There are poisonous newts, most notably the rough-skinned newt, which is very poisonous.
Is the Black Salamander poisonous to cats?
The black salamander is quite poisonous to the touch. Not much is known about its effect on cats, specifically. Fortunately, they are quite rare and the only way they can ever have contact with your cat is if you or anyone you know keeps one as a pet.
Is the Marble Salamander poisonous to cats?
They may cause irritation on the cat’s skin because this species of salamander excretes a unique kind of poison on its tail to fend off predators. Marble salamanders are commonly kept as pets, so just keep your cat away from them.
Is the Fire Salamander poisonous to cats?
Yes, fire salamanders are able to shoot and release a toxic spray when it feels like it is in danger. They are commonly found all over the European continent. Keep your cats away from them as their poison causes irritation, sickness, and convulsions.
Are lizards poisonous to cats?
We’ve already established that salamanders are not lizards, nor are they reptiles. Since they resemble salamanders so much, at first glance you might have thought your cat ingested a salamander, only to find out that it was actually a lizard.
Not all lizards are poisonous to cats. Though, with over 4,000 species of lizard, it is inevitable for a handful of them to be poisonous.
Just as with salamanders, do ample research regarding the local lizard species in your part of the country.
Symptoms of salamander poisoning
If despite your helicopter pet-parenting, you still find yourself in a situation where you suspect that your cat has touched, licked, or eaten a salamander, look for these signs and symptoms:
- Foaming at the mouth or drooling excessively
- Vomiting or retching
- Weakness or lethargy
- Loss of appetite
- Excessive thirst
- Constantly pawing at their tongue and mouth
- Pale or yellow gums’
- Crossed eyes
- Inability to hold body up or stand
- Erratic body movements
- Seizure, muscle convulsions or even paralysis
- Coma or even rapid deterioration of health, and death
There are a lot of symptoms because of the hundreds of types of salamanders, often one species of salamander can cause half of those symptoms, while a different species may cause a cat to exhibit the more serious symptoms.
Even if your cat does not have these symptoms, but you are positive that he has had contact with a salamander, you should still consider the possibility of your cat contracting liver flukes.
Liver flukes are parasitic worms that use salamanders and newts as intermediate hosts, which mean they are larvae while in the salamander.
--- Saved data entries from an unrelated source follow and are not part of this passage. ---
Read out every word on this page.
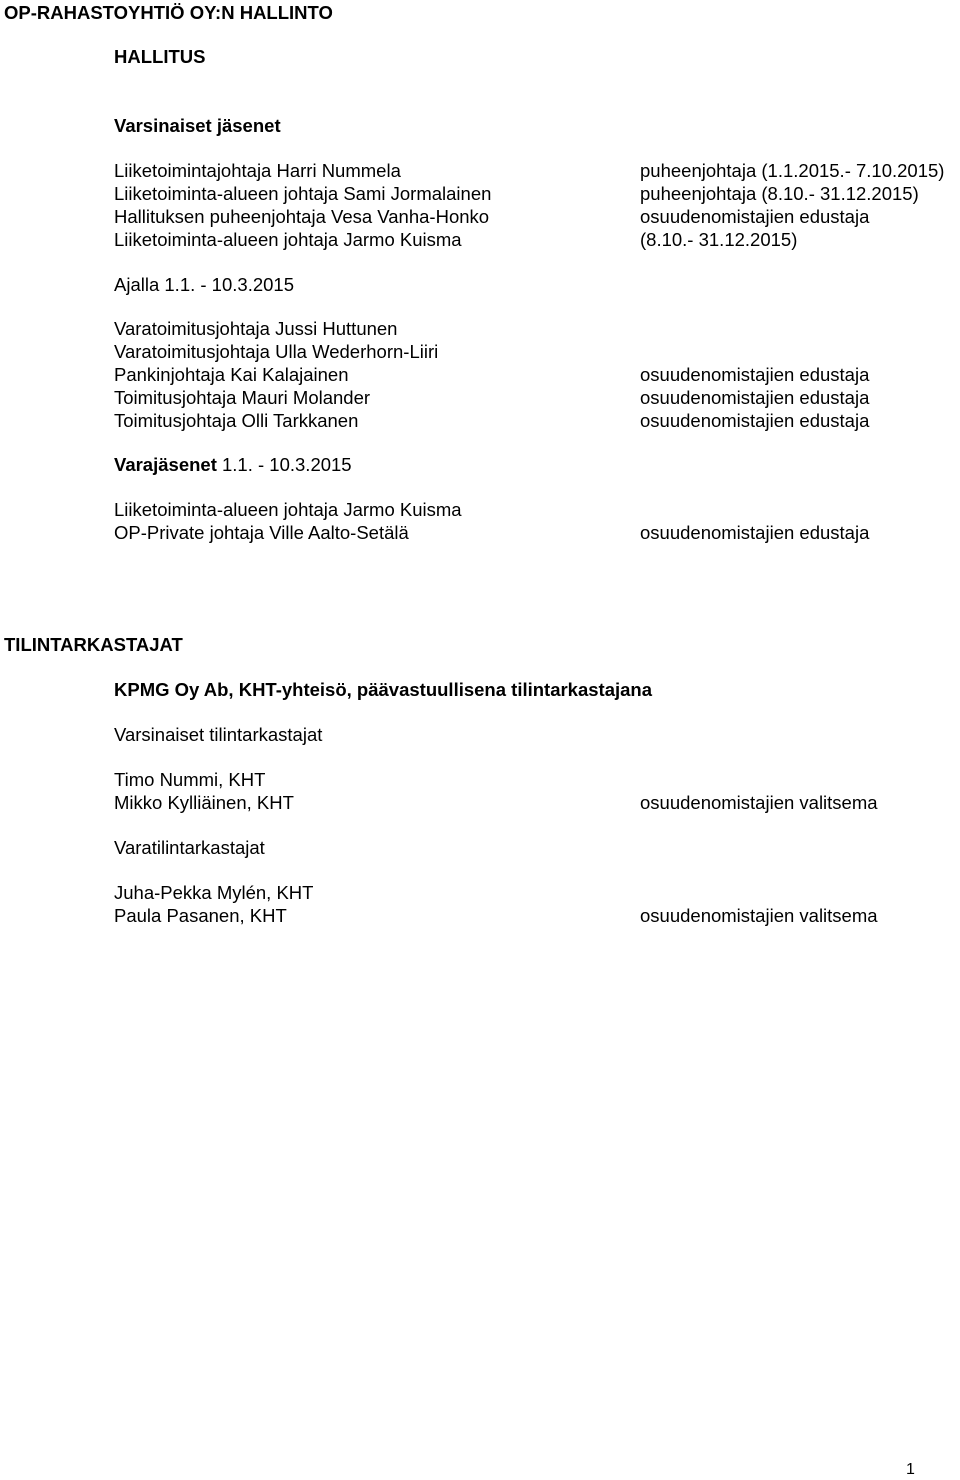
OP-RAHASTOYHTIÖ OY:N HALLINTO
HALLITUS
Varsinaiset jäsenet
Liiketoimintajohtaja Harri Nummela	puheenjohtaja (1.1.2015.- 7.10.2015)
Liiketoiminta-alueen johtaja Sami Jormalainen	puheenjohtaja (8.10.- 31.12.2015)
Hallituksen puheenjohtaja Vesa Vanha-Honko	osuudenomistajien edustaja
Liiketoiminta-alueen johtaja Jarmo Kuisma	(8.10.- 31.12.2015)
Ajalla 1.1. - 10.3.2015
Varatoimitusjohtaja Jussi Huttunen
Varatoimitusjohtaja Ulla Wederhorn-Liiri
Pankinjohtaja Kai Kalajainen	osuudenomistajien edustaja
Toimitusjohtaja Mauri Molander	osuudenomistajien edustaja
Toimitusjohtaja Olli Tarkkanen	osuudenomistajien edustaja
Varajäsenet 1.1. - 10.3.2015
Liiketoiminta-alueen johtaja Jarmo Kuisma
OP-Private johtaja Ville Aalto-Setälä	osuudenomistajien edustaja
TILINTARKASTAJAT
KPMG Oy Ab, KHT-yhteisö, päävastuullisena tilintarkastajana
Varsinaiset tilintarkastajat
Timo Nummi, KHT
Mikko Kylliäinen, KHT	osuudenomistajien valitsema
Varatilintarkastajat
Juha-Pekka Mylén, KHT
Paula Pasanen, KHT	osuudenomistajien valitsema
1
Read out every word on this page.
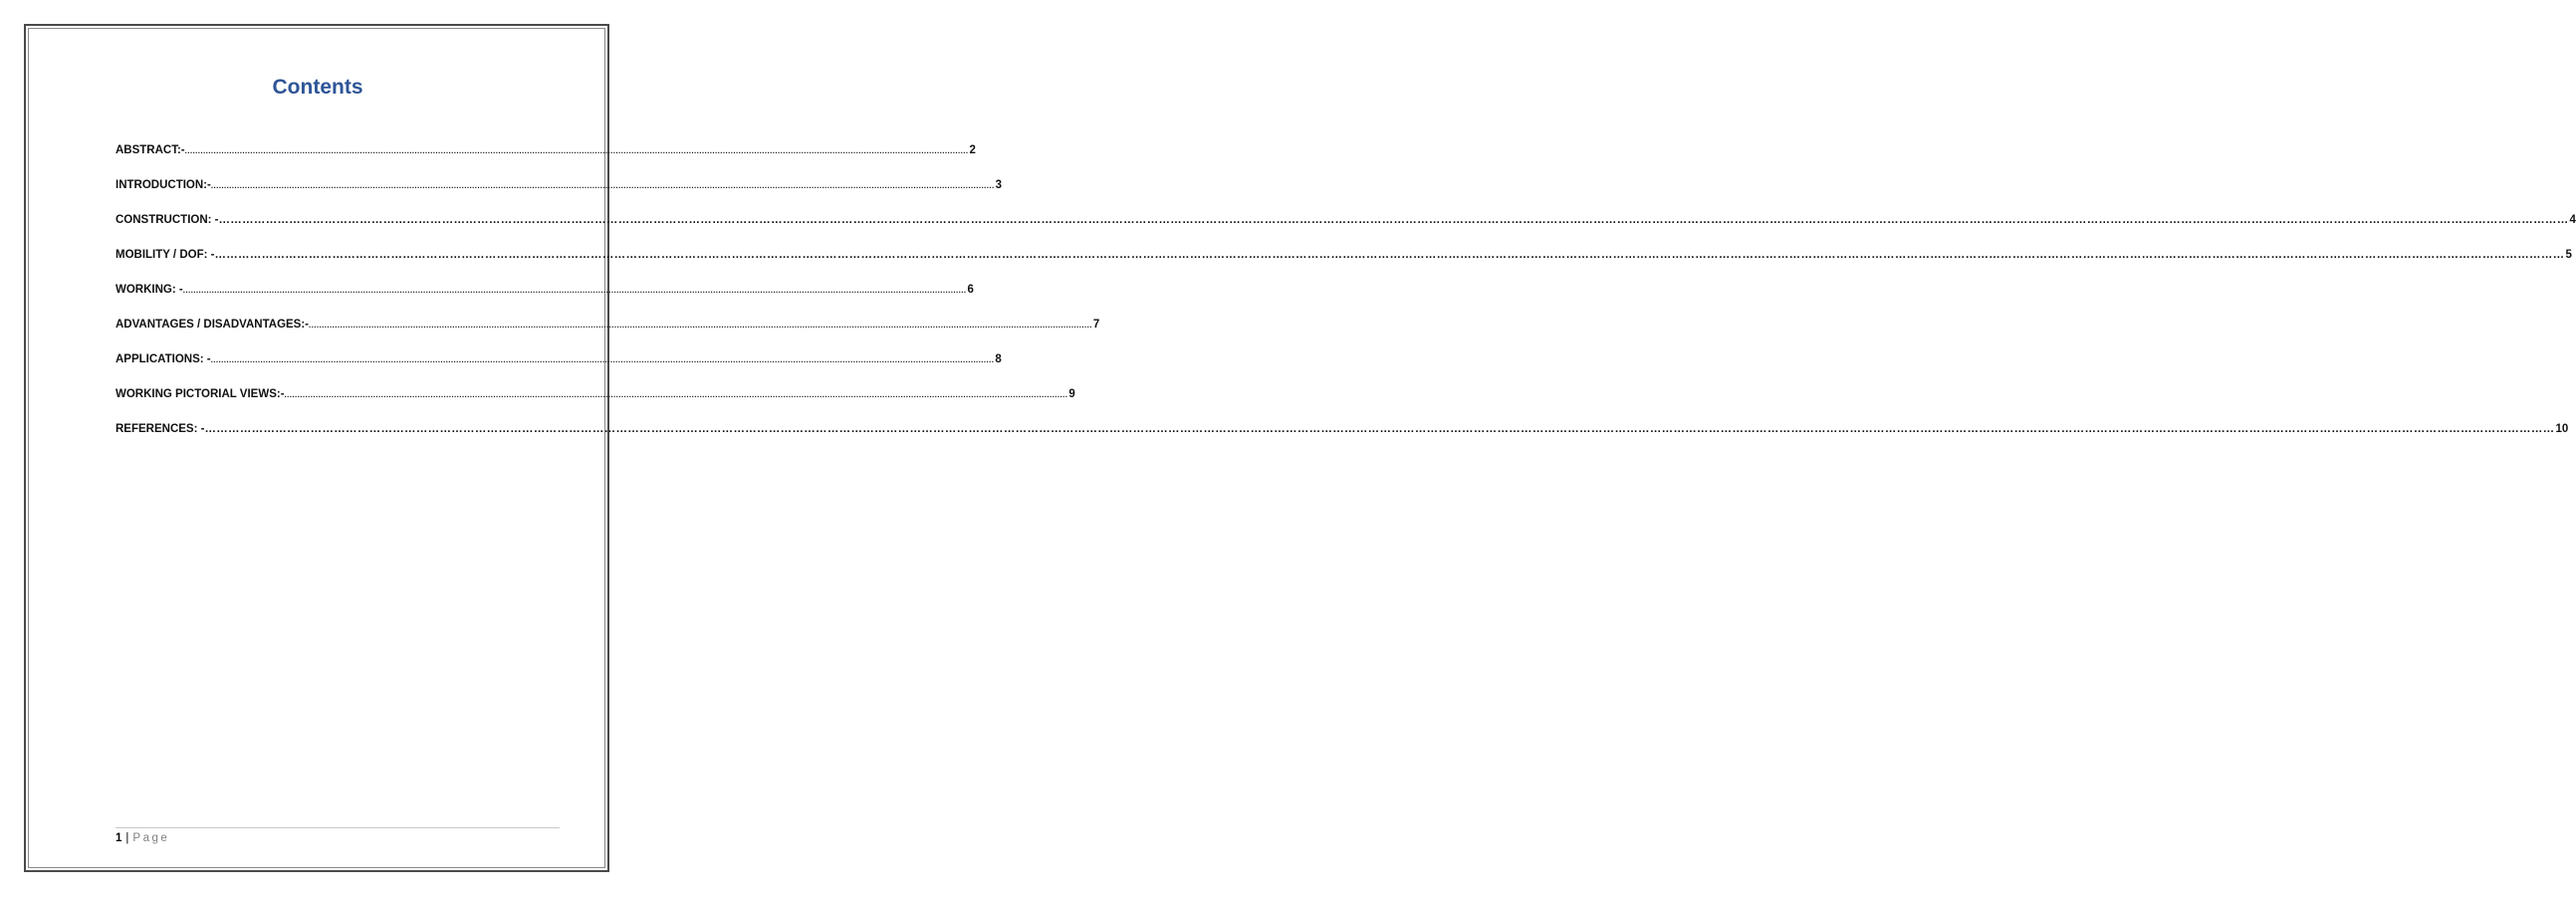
Contents
ABSTRACT:- ............................................................................................................................................................................................................................................................................................................ 2
INTRODUCTION:- ............................................................................................................................................................................................................................................................................................................ 3
CONSTRUCTION: - …………………………………………………………………………………………………………………………………………………………………………………………………………………………………………………………………………………………………………………………………………………………………………………………………………………………………………………………………………………………………………………………………………………… 4
MOBILITY / DOF: - …………………………………………………………………………………………………………………………………………………………………………………………………………………………………………………………………………………………………………………………………………………………………………………………………………………………………………………………………………………………………………………………………………………… 5
WORKING: - ............................................................................................................................................................................................................................................................................................................ 6
ADVANTAGES / DISADVANTAGES:- ............................................................................................................................................................................................................................................................................................................ 7
APPLICATIONS: - ............................................................................................................................................................................................................................................................................................................ 8
WORKING PICTORIAL VIEWS:- ............................................................................................................................................................................................................................................................................................................ 9
REFERENCES: - …………………………………………………………………………………………………………………………………………………………………………………………………………………………………………………………………………………………………………………………………………………………………………………………………………………………………………………………………………………………………………………………………………………… 10
1 | Page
If eaten by your cat, these larvae will mature into adult liver flukes in your cat’s body, specifically, in the bile ducts, gallbladder, and liver of your cat.
It will take the liver fluke eight to twelve weeks to mature, so you might think your cat is perfectly fine, only to find out that it has been hosting a parasite.
Symptoms of a liver fluke infection include fever, weight loss, distention of the abdomen, lethargy, diarrhea, vomiting, and jaundice.
What do I do when my cat has played with, licked, or eaten a salamander?
Contact your cat’s veterinarian immediately. They will advise you on the proper steps to take. Observe if your cat exhibits the symptoms listed above. If they have even just one or two of the symptoms, bring your cat to the vet. Never wait until the symptoms worsen.
If possible, take a picture of the salamander your cat came into contact with. Your vet most probably has knowledge of the salamander species indigenous to your town.
As the old adage goes,”prevention is better than cure”, so if you know of an animal handler or expert, ask them to remove and relocate salamanders from your house to a more natural habitat. If this is not possible, then keeping an eye on your cat when you let it out of the house is key.
Many Salamanders all have a level of toxicity when in contact with a cat, which can go from mild to fatal. Always be vigilant of the presence of these creatures around your home. If your cat does touch or eat one, contact your vet immediately. Take a picture of the salamander if you can, for easier identification of the species.